If we need a list that contains only numbers, using an array is more efficient than using a list. Arrays also support all operations related to mutable sequences, such as removing an element from a list (.pop), inserting an element (.insert), and appending multiple values from another sequence at the end of the list at once (.extend). In addition, arrays define more efficient ways to read (.frombytes) and write (.tofile) from files.

Creating an array requires a type code, such as array(‘d’), which is used to represent the underlying C data type. Generally we use Python is written in C language implementation, so it is also called CPython.

Python defines the following type codes:

The type code C type Python types Bytes of annotation
‘b’ signed char int 1
‘B’ unsigned char int 1
‘u’ Py_UNICODE Unicode characters 2 (1)
‘h’ signed short int 2
‘H’ unsigned short int 2
‘i’ signed int int 2
‘I’ unsigned int int 2
‘l’ signed long int 4
‘L’ unsigned long int 4
‘q’ signed long long int 8
‘Q’ unsigned long long int 8
‘f’ float float 4
‘d’ double float 8

Note (1) : The ‘u’ type code corresponds to an obsolete Unicode character in Python (Py_UNICODE is wchar_t). Depending on the system platform, it may be 16 or 32 bits.

For example, if a b-type code represents a signed char, array(‘ b ‘) creates an array that can hold only one byte of integers, ranging from -128 to 127. By doing this, you can save space even if the sequence is long and has a lot of numbers.

If an array is typed, it cannot hold data that is not of a defined type.

Luciano Ramalho gives an example to illustrate the efficiency of arrays.
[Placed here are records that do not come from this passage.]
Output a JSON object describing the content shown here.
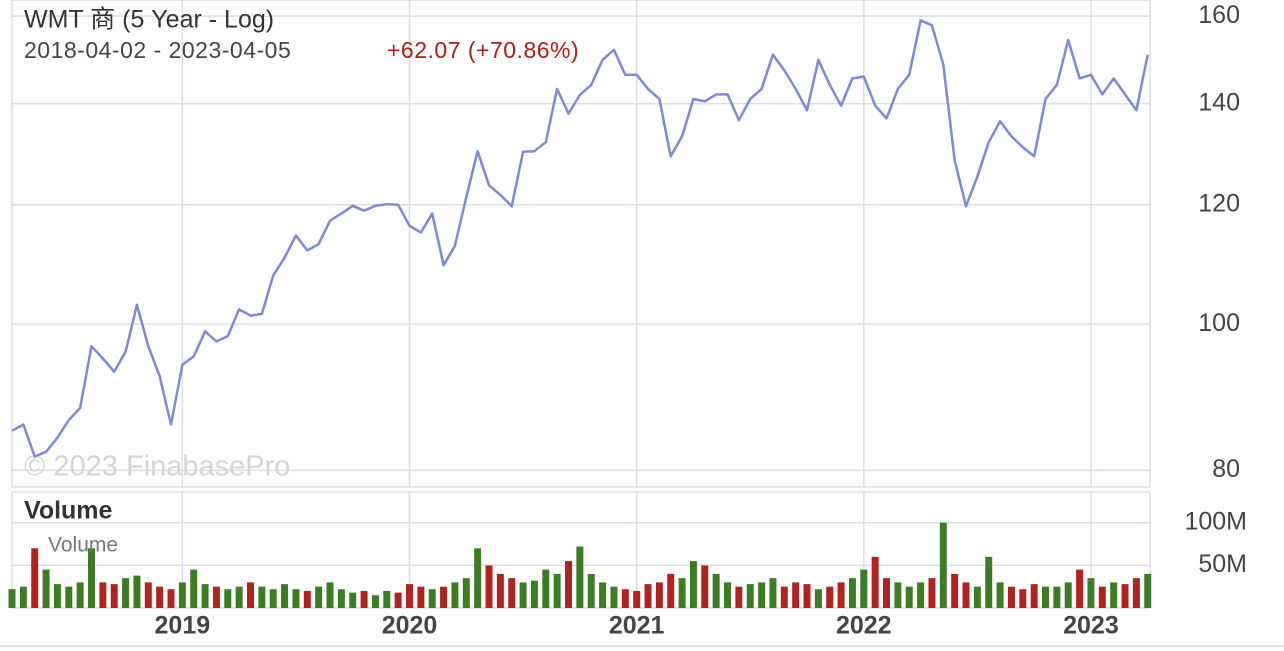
{
  "chart_data": [
    {
      "type": "line",
      "title": "WMT 商 (5 Year - Log)",
      "subtitle": "2018-04-02 - 2023-04-05",
      "change": "+62.07 (+70.86%)",
      "watermark": "© 2023 FinabasePro",
      "log": true,
      "grid": true,
      "color": "#8088d8",
      "xlim": [
        2018.25,
        2023.26
      ],
      "xticks": [
        2019,
        2020,
        2021,
        2022,
        2023
      ],
      "ylim": [
        78,
        164
      ],
      "yticks": [
        80,
        100,
        120,
        140,
        160
      ],
      "x": [
        2018.25,
        2018.3,
        2018.35,
        2018.4,
        2018.45,
        2018.5,
        2018.55,
        2018.6,
        2018.65,
        2018.7,
        2018.75,
        2018.8,
        2018.85,
        2018.9,
        2018.95,
        2019,
        2019.05,
        2019.1,
        2019.15,
        2019.2,
        2019.25,
        2019.3,
        2019.35,
        2019.4,
        2019.45,
        2019.5,
        2019.55,
        2019.6,
        2019.65,
        2019.7,
        2019.75,
        2019.8,
        2019.85,
        2019.9,
        2019.95,
        2020,
        2020.05,
        2020.1,
        2020.15,
        2020.2,
        2020.25,
        2020.3,
        2020.35,
        2020.4,
        2020.45,
        2020.5,
        2020.55,
        2020.6,
        2020.65,
        2020.7,
        2020.75,
        2020.8,
        2020.85,
        2020.9,
        2020.95,
        2021,
        2021.05,
        2021.1,
        2021.15,
        2021.2,
        2021.25,
        2021.3,
        2021.35,
        2021.4,
        2021.45,
        2021.5,
        2021.55,
        2021.6,
        2021.65,
        2021.7,
        2021.75,
        2021.8,
        2021.85,
        2021.9,
        2021.95,
        2022,
        2022.05,
        2022.1,
        2022.15,
        2022.2,
        2022.25,
        2022.3,
        2022.35,
        2022.4,
        2022.45,
        2022.5,
        2022.55,
        2022.6,
        2022.65,
        2022.7,
        2022.75,
        2022.8,
        2022.85,
        2022.9,
        2022.95,
        2023,
        2023.05,
        2023.1,
        2023.15,
        2023.2,
        2023.25
      ],
      "values": [
        85,
        85.8,
        81.7,
        82.3,
        84.1,
        86.4,
        88,
        96.7,
        94.9,
        93,
        95.9,
        103,
        96.7,
        92.4,
        85.8,
        94,
        95.2,
        98.9,
        97.4,
        98.2,
        102.3,
        101.3,
        101.6,
        107.7,
        110.7,
        114.5,
        111.9,
        113,
        117.1,
        118.4,
        119.8,
        118.9,
        119.8,
        120.1,
        120,
        116.2,
        115,
        118.4,
        109.4,
        112.7,
        121.4,
        130.2,
        123.6,
        121.8,
        119.7,
        130.1,
        130.2,
        132,
        143.2,
        137.9,
        141.9,
        144.1,
        149.7,
        152,
        146.3,
        146.3,
        143.2,
        141,
        129.2,
        133.2,
        141,
        140.5,
        142,
        142,
        136.5,
        141,
        143.2,
        150.9,
        147.3,
        143.2,
        138.6,
        149.7,
        144.1,
        139.6,
        145.5,
        145.9,
        139.6,
        136.9,
        143.2,
        146.3,
        159,
        157.8,
        148.6,
        128.4,
        119.7,
        125.3,
        132,
        136.3,
        133.2,
        131,
        129.2,
        141,
        144.1,
        154.3,
        145.5,
        146.3,
        142,
        145.5,
        142,
        138.6,
        150.9
      ]
    },
    {
      "type": "bar",
      "title": "Volume",
      "grid": true,
      "xlim": [
        2018.25,
        2023.26
      ],
      "xticks": [
        2019,
        2020,
        2021,
        2022,
        2023
      ],
      "ylim": [
        0,
        136
      ],
      "yticks": [
        {
          "value": 50,
          "label": "50M"
        },
        {
          "value": 100,
          "label": "100M"
        }
      ],
      "x": [
        2018.25,
        2018.3,
        2018.35,
        2018.4,
        2018.45,
        2018.5,
        2018.55,
        2018.6,
        2018.65,
        2018.7,
        2018.75,
        2018.8,
        2018.85,
        2018.9,
        2018.95,
        2019,
        2019.05,
        2019.1,
        2019.15,
        2019.2,
        2019.25,
        2019.3,
        2019.35,
        2019.4,
        2019.45,
        2019.5,
        2019.55,
        2019.6,
        2019.65,
        2019.7,
        2019.75,
        2019.8,
        2019.85,
        2019.9,
        2019.95,
        2020,
        2020.05,
        2020.1,
        2020.15,
        2020.2,
        2020.25,
        2020.3,
        2020.35,
        2020.4,
        2020.45,
        2020.5,
        2020.55,
        2020.6,
        2020.65,
        2020.7,
        2020.75,
        2020.8,
        2020.85,
        2020.9,
        2020.95,
        2021,
        2021.05,
        2021.1,
        2021.15,
        2021.2,
        2021.25,
        2021.3,
        2021.35,
        2021.4,
        2021.45,
        2021.5,
        2021.55,
        2021.6,
        2021.65,
        2021.7,
        2021.75,
        2021.8,
        2021.85,
        2021.9,
        2021.95,
        2022,
        2022.05,
        2022.1,
        2022.15,
        2022.2,
        2022.25,
        2022.3,
        2022.35,
        2022.4,
        2022.45,
        2022.5,
        2022.55,
        2022.6,
        2022.65,
        2022.7,
        2022.75,
        2022.8,
        2022.85,
        2022.9,
        2022.95,
        2023,
        2023.05,
        2023.1,
        2023.15,
        2023.2,
        2023.25
      ],
      "series": [
        {
          "name": "Volume",
          "values": [
            22,
            25,
            70,
            45,
            28,
            25,
            30,
            70,
            30,
            28,
            35,
            38,
            30,
            25,
            22,
            30,
            45,
            28,
            25,
            22,
            25,
            30,
            25,
            22,
            28,
            22,
            20,
            25,
            30,
            22,
            18,
            20,
            15,
            20,
            18,
            28,
            25,
            22,
            25,
            30,
            35,
            70,
            50,
            40,
            35,
            30,
            32,
            45,
            40,
            55,
            72,
            40,
            30,
            25,
            22,
            20,
            28,
            30,
            40,
            35,
            55,
            50,
            40,
            30,
            25,
            28,
            30,
            35,
            25,
            30,
            28,
            22,
            25,
            30,
            35,
            45,
            60,
            35,
            30,
            25,
            30,
            35,
            100,
            40,
            30,
            25,
            60,
            30,
            25,
            22,
            28,
            25,
            25,
            30,
            45,
            35,
            25,
            30,
            28,
            35,
            40
          ],
          "colors": [
            "#3b7d23",
            "#3b7d23",
            "#b0231e",
            "#3b7d23",
            "#3b7d23",
            "#3b7d23",
            "#3b7d23",
            "#3b7d23",
            "#b0231e",
            "#b0231e",
            "#3b7d23",
            "#3b7d23",
            "#b0231e",
            "#b0231e",
            "#b0231e",
            "#3b7d23",
            "#3b7d23",
            "#3b7d23",
            "#b0231e",
            "#3b7d23",
            "#3b7d23",
            "#b0231e",
            "#3b7d23",
            "#3b7d23",
            "#3b7d23",
            "#3b7d23",
            "#b0231e",
            "#3b7d23",
            "#3b7d23",
            "#3b7d23",
            "#3b7d23",
            "#b0231e",
            "#3b7d23",
            "#3b7d23",
            "#b0231e",
            "#b0231e",
            "#b0231e",
            "#3b7d23",
            "#b0231e",
            "#3b7d23",
            "#3b7d23",
            "#3b7d23",
            "#b0231e",
            "#b0231e",
            "#b0231e",
            "#3b7d23",
            "#3b7d23",
            "#3b7d23",
            "#3b7d23",
            "#b0231e",
            "#3b7d23",
            "#3b7d23",
            "#3b7d23",
            "#3b7d23",
            "#b0231e",
            "#b0231e",
            "#b0231e",
            "#b0231e",
            "#b0231e",
            "#3b7d23",
            "#3b7d23",
            "#b0231e",
            "#3b7d23",
            "#3b7d23",
            "#b0231e",
            "#3b7d23",
            "#3b7d23",
            "#3b7d23",
            "#b0231e",
            "#b0231e",
            "#b0231e",
            "#3b7d23",
            "#b0231e",
            "#b0231e",
            "#3b7d23",
            "#3b7d23",
            "#b0231e",
            "#b0231e",
            "#3b7d23",
            "#3b7d23",
            "#3b7d23",
            "#b0231e",
            "#3b7d23",
            "#b0231e",
            "#b0231e",
            "#3b7d23",
            "#3b7d23",
            "#3b7d23",
            "#b0231e",
            "#b0231e",
            "#b0231e",
            "#3b7d23",
            "#3b7d23",
            "#3b7d23",
            "#b0231e",
            "#3b7d23",
            "#b0231e",
            "#3b7d23",
            "#b0231e",
            "#b0231e",
            "#3b7d23"
          ]
        }
      ]
    }
  ]
}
An array of 10 million random floating-point numbers is created, the data is written, and the data is read.

from array import array
from random import random

floats = array('d', (random() for i in range(10 ** 7)))
logging.info('floats[-1] -> %s', floats[-1])

fp = open('floats.bin', 'wb')
floats.tofile(fp)
fp.close()

floats2 = array('d')
fp = open('floats.bin', 'rb')
floats2.fromfile(fp, 10 ** 7)
fp.close()
logging.info('floats2[-1] -> %s', floats2[-1])
logging.info('floats2==floats -> %s', floats2 == floats)
Copy the code

Running results:

Info-floats [-1] -> 0.9160358679542017 INFo-floatS2 [-1] -> 0.9160358679542017 INFo-floatS2 ==floats -> TrueCopy the code

The code performance is analyzed through the cProfile module, and the following results are output:

Info-192 Function calls (180 Primitive calls) in 0.098 seconds Ordered by: Cumulative time ncalls tottime perCall cumtime percall filename: Lineno (function) 1 0.061 0.061 0.061 0.061 {method cumulative time ncalls tottime percall cumtime percall filename: Lineno (function) 1 0.061 0.061 0.061 0.061 'fromfile' of 'array.array' objects} 1 0.030 0.030 0.030 0.030 0.030 {method 'tofile' of 'array.array' objects} 2 0.007 0.003 0.003 {built-in method IO. Open}...Copy the code

As you can see, it takes about 0.01 seconds to create an array of 10 million random floating point numbers and to read and write files. The resulting file size is about 73M.

  1. Start by creating an iterable using a generator expression,**Represents a power, then generates a double-precision floating-point array (type code ‘d’);
  2. The -1 index of an array retrieves the last element of the array.
  3. “Wb” opens the file in binary write mode. W is short for write. And b is short for binary;

Binary / ˈ ba ɪ n goes to ri

using only 0 and 1 as a system of numbers 4. When creating an array, you can initialize it or create an empty array without initialization, such as array(‘d’). 5. The second input to the fromfile() method specifies the maximum range of values; 6. You can see that the array read from the file is exactly the same as the array saved.

Because array.tofile writes data to a binary file, it is much faster than writing directly to a text file. According to statistics, the difference in performance between the two can be nearly seven times.